Born in Edinburgh in 1925, the son of Captain Sir Malcolm MacGregor and Gylla Lady MacGregor of MacGregor OBE, he was educated at Eton and was commissioned in the Scots Guards in 1944. He saw active service in north-west Europe during the second world war and later served in Palestine, Malaya and Borneo, and was also a member of the Royal Company of Archers (Queen’s Bodyguard for Scotland). He was also Brigade Major, 16th Parachute Brigade and rose through the ranks to become Commanding Officer, 1st Battalion Scots Guards and Lt. Colonel commanding Scots Guards. Following a two-year spell at Fort Benning in the USA, Sir Gregor became Defence and Military Attache at the British Embassy in Athens between 1975 and 1978, before becoming Commander of the regiment’s Lowlands Battalion, based at Edinburgh Castle until 1980. In his civilian life he was also Grand Master Mason of Scotland 1988-93.
Since becoming Clan Chief in 1958, Sir Gregor had travelled extensively to MacGregor gatherings, in particular to America and Canada, and was seen as a guiding hand to the clan throughout his tenure. In 1975 he oversaw the 200th anniversary of the lifting of the Act of Proscription, imposed in 1693 by William of Orange, which outlawed the clan name. The Act was finally repealed in 1775. Sir Gregor is survived by his wife Fanny and sons Major Malcolm MacGregor and Ninian. The funeral was held at Newtyle on Friday, 4th April 2003. Interment was in the family mausoleum at Balquhidder.
Mrs. Joanna Norton, passed away in December 1999. Earlier in 1999 the Society purchased the MacGregor sword that was previously on loan from Mrs. Norton and her family. (see Newsletters 48 & 49). The sword is currently on display in the Clan Gregor Exhibition at the Breadalbane Folklore Centre in Killin.
Mr. David M.D. Whyte, former newsletter editor and former treasurer of the Society, passed away early on Wednesday morning, 6th September, 2000. His advice and legal expertise, not to mention the man himself, will be sorely missed by Council and the membership at large. He is a huge loss to the Society. His funeral took place on Monday, 11th September, 2000 in Clydebank Crematorium. The Society was represented by Ms. Ishbel McGregor, Dr. Gregor Hutcheson, and Mr. Malcolm White, among others.

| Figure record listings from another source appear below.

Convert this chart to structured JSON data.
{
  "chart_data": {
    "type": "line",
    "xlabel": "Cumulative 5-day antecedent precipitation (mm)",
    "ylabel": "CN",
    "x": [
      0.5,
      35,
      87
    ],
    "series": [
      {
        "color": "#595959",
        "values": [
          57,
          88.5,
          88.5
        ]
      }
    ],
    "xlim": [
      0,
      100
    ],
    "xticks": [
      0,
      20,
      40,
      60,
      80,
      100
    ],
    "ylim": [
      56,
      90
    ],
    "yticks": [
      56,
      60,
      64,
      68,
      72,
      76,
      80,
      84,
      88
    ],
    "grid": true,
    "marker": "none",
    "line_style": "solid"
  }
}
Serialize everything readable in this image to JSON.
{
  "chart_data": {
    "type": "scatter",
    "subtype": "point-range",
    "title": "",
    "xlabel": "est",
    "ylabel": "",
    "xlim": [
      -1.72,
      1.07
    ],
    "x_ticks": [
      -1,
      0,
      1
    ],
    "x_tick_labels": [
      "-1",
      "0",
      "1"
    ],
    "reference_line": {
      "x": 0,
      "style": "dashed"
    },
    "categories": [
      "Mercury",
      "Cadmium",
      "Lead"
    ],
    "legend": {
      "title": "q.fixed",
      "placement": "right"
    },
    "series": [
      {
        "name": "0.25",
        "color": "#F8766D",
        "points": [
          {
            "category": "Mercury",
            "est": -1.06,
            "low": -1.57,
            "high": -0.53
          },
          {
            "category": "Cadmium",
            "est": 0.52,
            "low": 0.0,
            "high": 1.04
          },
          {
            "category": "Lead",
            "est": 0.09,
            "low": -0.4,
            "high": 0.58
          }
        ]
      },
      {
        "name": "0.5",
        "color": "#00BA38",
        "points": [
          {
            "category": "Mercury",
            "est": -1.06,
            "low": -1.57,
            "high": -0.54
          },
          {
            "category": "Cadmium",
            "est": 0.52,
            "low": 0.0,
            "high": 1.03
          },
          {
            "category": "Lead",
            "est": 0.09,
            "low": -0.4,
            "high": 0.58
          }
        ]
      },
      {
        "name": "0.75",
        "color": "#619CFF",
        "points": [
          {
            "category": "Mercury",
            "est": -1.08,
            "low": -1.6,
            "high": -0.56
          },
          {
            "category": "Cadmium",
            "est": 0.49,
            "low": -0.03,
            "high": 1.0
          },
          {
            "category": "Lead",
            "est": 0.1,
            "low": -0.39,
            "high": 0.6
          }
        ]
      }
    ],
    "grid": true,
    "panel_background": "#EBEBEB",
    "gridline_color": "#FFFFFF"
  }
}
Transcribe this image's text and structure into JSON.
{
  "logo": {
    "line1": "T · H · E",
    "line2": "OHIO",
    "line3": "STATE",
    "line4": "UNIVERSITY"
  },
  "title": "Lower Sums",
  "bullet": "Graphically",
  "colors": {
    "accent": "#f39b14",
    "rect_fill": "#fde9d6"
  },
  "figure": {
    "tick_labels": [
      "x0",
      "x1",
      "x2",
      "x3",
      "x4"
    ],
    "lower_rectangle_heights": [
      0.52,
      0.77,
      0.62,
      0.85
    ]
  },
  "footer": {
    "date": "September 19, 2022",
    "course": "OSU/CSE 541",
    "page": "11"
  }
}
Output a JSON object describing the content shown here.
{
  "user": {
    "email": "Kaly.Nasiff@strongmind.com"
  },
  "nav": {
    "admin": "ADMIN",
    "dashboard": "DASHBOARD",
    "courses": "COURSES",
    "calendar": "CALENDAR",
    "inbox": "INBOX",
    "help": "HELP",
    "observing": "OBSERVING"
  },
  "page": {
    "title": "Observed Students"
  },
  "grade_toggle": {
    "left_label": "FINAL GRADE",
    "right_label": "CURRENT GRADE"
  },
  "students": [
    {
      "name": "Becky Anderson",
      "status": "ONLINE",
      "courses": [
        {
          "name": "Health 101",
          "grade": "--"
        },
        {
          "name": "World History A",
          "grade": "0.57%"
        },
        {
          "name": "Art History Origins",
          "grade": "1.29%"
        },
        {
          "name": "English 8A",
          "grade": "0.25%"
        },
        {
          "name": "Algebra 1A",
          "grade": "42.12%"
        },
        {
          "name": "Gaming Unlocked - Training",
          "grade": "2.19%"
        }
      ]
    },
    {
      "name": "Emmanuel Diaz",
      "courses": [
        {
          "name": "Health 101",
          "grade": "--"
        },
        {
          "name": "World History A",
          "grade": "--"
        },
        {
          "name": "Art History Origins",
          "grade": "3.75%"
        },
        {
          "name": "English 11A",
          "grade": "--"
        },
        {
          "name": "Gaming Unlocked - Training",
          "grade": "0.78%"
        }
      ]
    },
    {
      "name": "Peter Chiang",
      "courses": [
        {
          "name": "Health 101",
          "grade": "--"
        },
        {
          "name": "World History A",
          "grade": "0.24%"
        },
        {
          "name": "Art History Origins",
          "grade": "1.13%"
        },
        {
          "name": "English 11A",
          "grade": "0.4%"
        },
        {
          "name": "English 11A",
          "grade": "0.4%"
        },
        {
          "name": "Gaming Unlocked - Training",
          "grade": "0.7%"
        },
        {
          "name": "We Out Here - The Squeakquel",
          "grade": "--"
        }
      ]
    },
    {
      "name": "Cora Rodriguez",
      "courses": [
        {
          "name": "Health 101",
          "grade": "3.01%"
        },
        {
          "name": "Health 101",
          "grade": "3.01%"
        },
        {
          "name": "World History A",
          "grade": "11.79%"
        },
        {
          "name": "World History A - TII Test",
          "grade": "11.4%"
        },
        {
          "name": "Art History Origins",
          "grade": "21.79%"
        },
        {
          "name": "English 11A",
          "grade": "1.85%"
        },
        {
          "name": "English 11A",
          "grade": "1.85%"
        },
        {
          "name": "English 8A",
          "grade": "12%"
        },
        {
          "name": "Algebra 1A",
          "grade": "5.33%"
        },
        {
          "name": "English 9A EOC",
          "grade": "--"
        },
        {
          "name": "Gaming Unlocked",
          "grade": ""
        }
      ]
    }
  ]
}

Nigel Tranter, the novelist and architectural historian, died peacefully at his home in Gullane, East Lothian on 9 January 2000 at the age of 90. He was the author of The MacGregor Trilogy and The Children of the Mist as well as over 130 books of which more than 90 were novels with a Scottish historical theme. He was often described as a historian, a title that he rejected. Rather he wanted to be known as a ‘storyteller’. In spite of this, he has taught more Scots about their history than anyone else.